On the Robustness to Misspecification of $α$-Posteriors and Their Variational Approximations
This addresses robustness issues in Bayesian methods for practitioners dealing with model misspecification, though it is incremental as it builds on existing α-posterior frameworks.
The paper tackles the problem of parametric model misspecification in Bayesian inference by showing that tuning α-posteriors and their variational approximations reduces the Kullback-Leibler divergence from the true posterior, with the optimized divergence increasing logarithmically rather than linearly with misspecification severity.
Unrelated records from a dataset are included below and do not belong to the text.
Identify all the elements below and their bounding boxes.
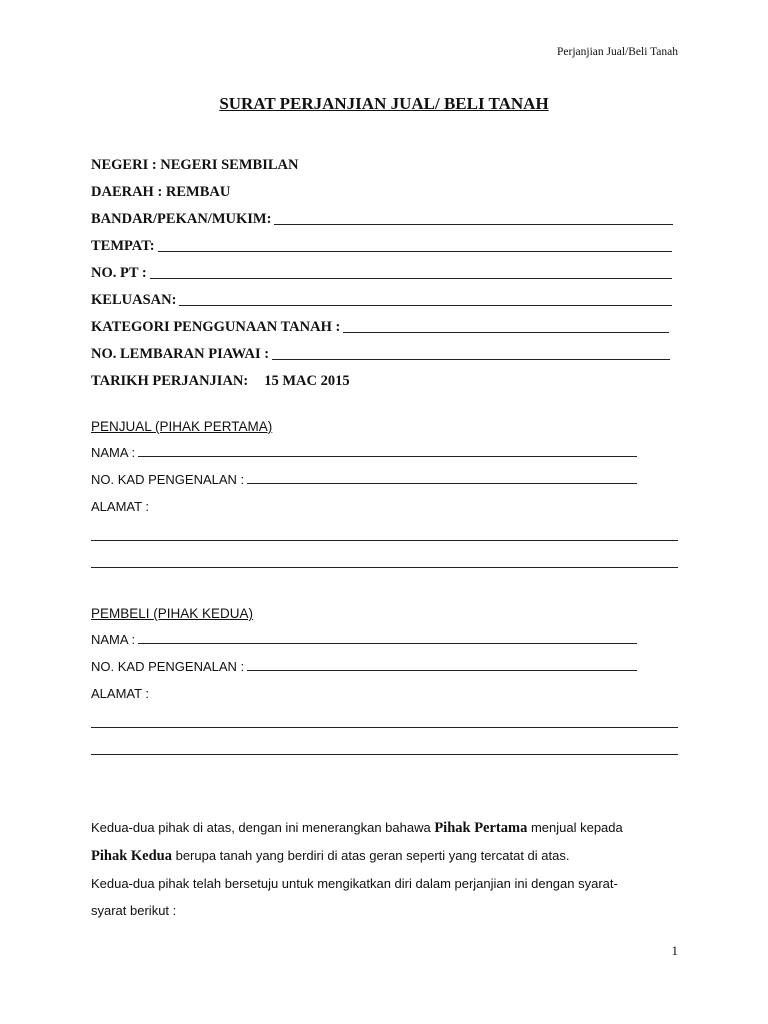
field-lembaran-label: NO. LEMBARAN PIAWAI : (91, 346, 270, 362)
field-daerah (91, 184, 678, 201)
paragraph-text: Kedua-dua pihak di atas, dengan ini menerangkan bahawa (91, 820, 435, 835)
field-tarikh-label: TARIKH PERJANJIAN: (91, 373, 249, 389)
page-number: 1 (671, 943, 678, 958)
paragraph-line-1 (91, 814, 681, 842)
seller-name-line[interactable] (138, 455, 637, 457)
field-keluasan-label: KELUASAN: (91, 292, 177, 308)
field-keluasan-line[interactable] (179, 304, 672, 306)
seller-address-line-1[interactable] (91, 540, 678, 541)
seller-name-label: NAMA : (91, 445, 136, 460)
document-title-text: SURAT PERJANJIAN JUAL/ BELI TANAH (219, 94, 549, 113)
field-kategori (91, 319, 669, 336)
field-no-pt (91, 265, 672, 282)
field-tempat (91, 238, 672, 255)
seller-name-field (91, 445, 637, 460)
field-bandar-label: BANDAR/PEKAN/MUKIM: (91, 211, 272, 227)
document-title (0, 94, 768, 114)
buyer-address-label: ALAMAT : (91, 686, 150, 701)
field-tempat-label: TEMPAT: (91, 238, 155, 254)
paragraph-line-4: syarat berikut : (91, 903, 177, 918)
seller-ic-label: NO. KAD PENGENALAN : (91, 472, 245, 487)
paragraph-line-3: Kedua-dua pihak telah bersetuju untuk mengikatkan diri dalam perjanjian ini dengan syarat- (91, 876, 618, 891)
field-keluasan (91, 292, 672, 309)
field-bandar-line[interactable] (274, 223, 673, 225)
running-header: Perjanjian Jual/Beli Tanah (557, 46, 678, 58)
field-no-pt-line[interactable] (150, 277, 672, 279)
agreement-paragraph (91, 814, 681, 924)
field-bandar (91, 211, 673, 228)
field-negeri-label: NEGERI : NEGERI SEMBILAN (91, 157, 299, 173)
seller-ic-line[interactable] (247, 482, 637, 484)
buyer-address-field (91, 686, 637, 701)
seller-heading: PENJUAL (PIHAK PERTAMA) (91, 419, 273, 434)
field-tempat-line[interactable] (158, 250, 672, 252)
paragraph-text: berupa tanah yang berdiri di atas geran seperti yang tercatat di atas. (171, 848, 570, 863)
field-lembaran (91, 346, 670, 363)
field-no-pt-label: NO. PT : (91, 265, 147, 281)
pihak-kedua-term: Pihak Kedua (91, 848, 172, 864)
pihak-pertama-term: Pihak Pertama (434, 820, 528, 836)
field-kategori-label: KATEGORI PENGGUNAAN TANAH : (91, 319, 341, 335)
paragraph-text: menjual kepada (527, 820, 623, 835)
field-negeri (91, 157, 678, 174)
buyer-address-line-2[interactable] (91, 754, 678, 755)
buyer-ic-field (91, 659, 637, 674)
buyer-heading: PEMBELI (PIHAK KEDUA) (91, 606, 254, 621)
seller-ic-field (91, 472, 637, 487)
field-tarikh-value: 15 MAC 2015 (264, 373, 350, 389)
paragraph-line-2 (91, 842, 681, 870)
buyer-address-line-1[interactable] (91, 727, 678, 728)
field-lembaran-line[interactable] (272, 358, 670, 360)
field-daerah-label: DAERAH : REMBAU (91, 184, 231, 200)
buyer-name-field (91, 632, 637, 647)
buyer-ic-line[interactable] (247, 669, 637, 671)
buyer-name-line[interactable] (138, 642, 637, 644)
seller-address-line-2[interactable] (91, 567, 678, 568)
field-kategori-line[interactable] (343, 331, 669, 333)
seller-address-label: ALAMAT : (91, 499, 150, 514)
buyer-ic-label: NO. KAD PENGENALAN : (91, 659, 245, 674)
seller-address-field (91, 499, 637, 514)
buyer-name-label: NAMA : (91, 632, 136, 647)
field-tarikh (91, 373, 678, 390)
$α$-posteriors and their variational approximations distort standard posterior inference by downweighting the likelihood and introducing variational approximation errors. We show that such distortions, if tuned appropriately, reduce the Kullback-Leibler (KL) divergence from the true, but perhaps infeasible, posterior distribution when there is potential parametric model misspecification. To make this point, we derive a Bernstein-von Mises theorem showing convergence in total variation distance of $α$-posteriors and their variational approximations to limiting Gaussian distributions. We use these distributions to evaluate the KL divergence between true and reported posteriors. We show this divergence is minimized by choosing $α$ strictly smaller than one, assuming there is a vanishingly small probability of model misspecification. The optimized value becomes smaller as the the misspecification becomes more severe. The optimized KL divergence increases logarithmically in the degree of misspecification and not linearly as with the usual posterior.